Losing space in my SSD drive

KKSunstrider

Commendable
Dec 6, 2016
4
0
1,510
Lately I noticed my main drive has been gradually losing space, since it went from 20 GB of free space a month ago to 2 GB as of today. I only have Windows and a few games installed in it, the rest of my games are installed on my other drive. I haven't installed anything lately and I've already checked for System Restore points space (which is disabled for both drives).
Any opinions?
 
Solution
Did you do Disk cleanup/Clean up system files ? Try also this program, very safe: http://joshcellsoftwares.com/products/uncleaner/ after.

KKSunstrider

Commendable
Dec 6, 2016
4
0
1,510
Yes, I did disk cleanup several times already. The program you indicated cleaned a bit, but it doesn't really matter considering the space slowly fills up again.
 

amtseung

Distinguished
The only things I can think of now are an abnormally large Windows page file and an untrimmed SSD. Windows' obscure services eating through available memory and storage space isn't anything new. Turning off superfetch gave me back a buttload and a half of performance, as well as some disk space. YMMV.
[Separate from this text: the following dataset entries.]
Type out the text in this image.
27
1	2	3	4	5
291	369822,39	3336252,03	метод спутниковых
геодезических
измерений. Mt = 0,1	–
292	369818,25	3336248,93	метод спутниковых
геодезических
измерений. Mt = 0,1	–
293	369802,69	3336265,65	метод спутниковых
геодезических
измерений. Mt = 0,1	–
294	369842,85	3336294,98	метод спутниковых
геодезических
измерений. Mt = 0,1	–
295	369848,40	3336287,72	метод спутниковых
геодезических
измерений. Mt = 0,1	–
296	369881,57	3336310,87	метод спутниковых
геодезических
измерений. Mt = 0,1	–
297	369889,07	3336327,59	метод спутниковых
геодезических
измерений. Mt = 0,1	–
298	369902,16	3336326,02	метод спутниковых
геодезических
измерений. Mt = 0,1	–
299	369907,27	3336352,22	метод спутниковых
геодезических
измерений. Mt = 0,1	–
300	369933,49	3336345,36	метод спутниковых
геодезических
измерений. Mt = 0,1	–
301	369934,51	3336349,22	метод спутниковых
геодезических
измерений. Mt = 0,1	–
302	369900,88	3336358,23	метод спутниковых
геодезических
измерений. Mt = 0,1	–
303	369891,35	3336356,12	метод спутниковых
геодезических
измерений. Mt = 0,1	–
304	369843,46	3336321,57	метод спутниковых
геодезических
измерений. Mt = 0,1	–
A month or two ago, someone came here asking about exactly the same thing. I don't think it was ever resolved though.
 

KKSunstrider

Commendable
Dec 6, 2016
4
0
1,510
Yes, I imagined Windows page file would be it, but I checked for that too and apparently it isn't. Superfetch is disabled already, and it's a relatively new SSD. Then I went to the next option, which would be a really f*cked up virus, but I scaned with Kaspersky and BitDefender and nothing. This is super annoying, I need to be constantly trying to find dead files (which don't fill more than 100 mb of space) to clean to have any space available at all. I don't recall this happening when the system was installed on a HDD, so it's more frustrating.
 

RachokingzOz

Honorable
Jan 2, 2017
129
0
10,680


Do you remove all the files from the disk clean up?
 

KKSunstrider

Commendable
Dec 6, 2016
4
0
1,510


Well except trash can (which had 0 bytes), yes.